We will also develop performance tests to ensure that performance goals are met and vector computations map efficiently to vector hardware instructions. This will likely consist of JMH micro-benchmarks, but more realistic examples of useful algorithms will also be required. Such tests may initially reside in a project specific repository. Curation is likely required before integration into the main repository given the proportion of tests and how they are generated.

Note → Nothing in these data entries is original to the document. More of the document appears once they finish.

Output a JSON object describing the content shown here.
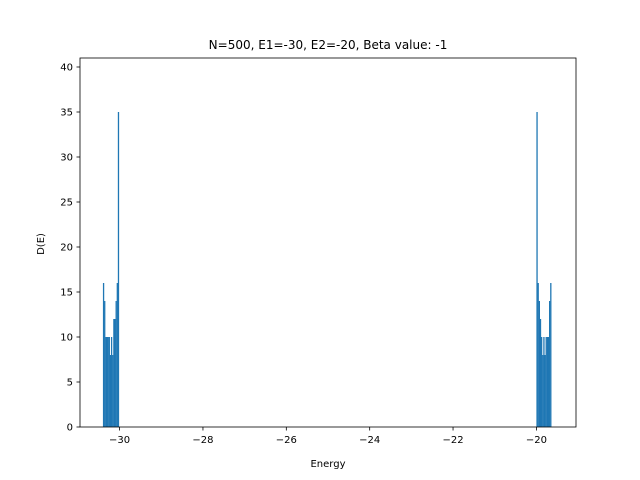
{
  "chart_data": {
    "type": "bar",
    "title": "N=500, E1=-30, E2=-20, Beta value: -1",
    "xlabel": "Energy",
    "ylabel": "D(E)",
    "xlim": [
      -30.95,
      -19.05
    ],
    "ylim": [
      0,
      41
    ],
    "x_ticks": [
      -30,
      -28,
      -26,
      -24,
      -22,
      -20
    ],
    "x_tick_labels": [
      "−30",
      "−28",
      "−26",
      "−24",
      "−22",
      "−20"
    ],
    "y_ticks": [
      0,
      5,
      10,
      15,
      20,
      25,
      30,
      35,
      40
    ],
    "y_tick_labels": [
      "0",
      "5",
      "10",
      "15",
      "20",
      "25",
      "30",
      "35",
      "40"
    ],
    "bar_color": "#1f77b4",
    "bin_width": 0.0275,
    "series": [
      {
        "bin_start": -30.4,
        "values": [
          16,
          14,
          10,
          10,
          10,
          10,
          8,
          10,
          8,
          12,
          12,
          14,
          16,
          35
        ]
      },
      {
        "bin_start": -20.0,
        "values": [
          35,
          16,
          14,
          12,
          10,
          8,
          10,
          8,
          10,
          10,
          10,
          14,
          16
        ]
      }
    ],
    "grid": false,
    "legend": "none"
  }
}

As a backup to performance tests, we may create white-box tests to force the JIT to report to us that vector API source code did, in fact, trigger vectorization.
Risks and Assumptions
There is a risk that the API will be biased to the SIMD functionality supported on x64 architectures but this is mitigated with support for AArch64. This applies mainly to the explicitly fixed set of supported shapes, which bias against coding algorithms in a shape-generic fashion. We consider the majority of other operations of the Vector API to bias toward portable algorithms. To mitigate that risk we will take other architectures into account, specifically the ARM Scalar Vector Extension architecture whose programming model adjusts dynamically to the singular fixed shape supported by the hardware. We welcome and encourage OpenJDK contributors working on the ARM-specific areas of HotSpot to participate in this effort.
The Vector API uses box types (such as Integer
) as proxies for primitive types
(such as int
). This decision is forced by the current limitations of Java
generics, which are hostile to primitive types. When Project Vahalla
eventually introduces more capable generics the current decision will seem
awkward, and may need changing. We assume that such changes will be possible
without excessive backward incompatibility.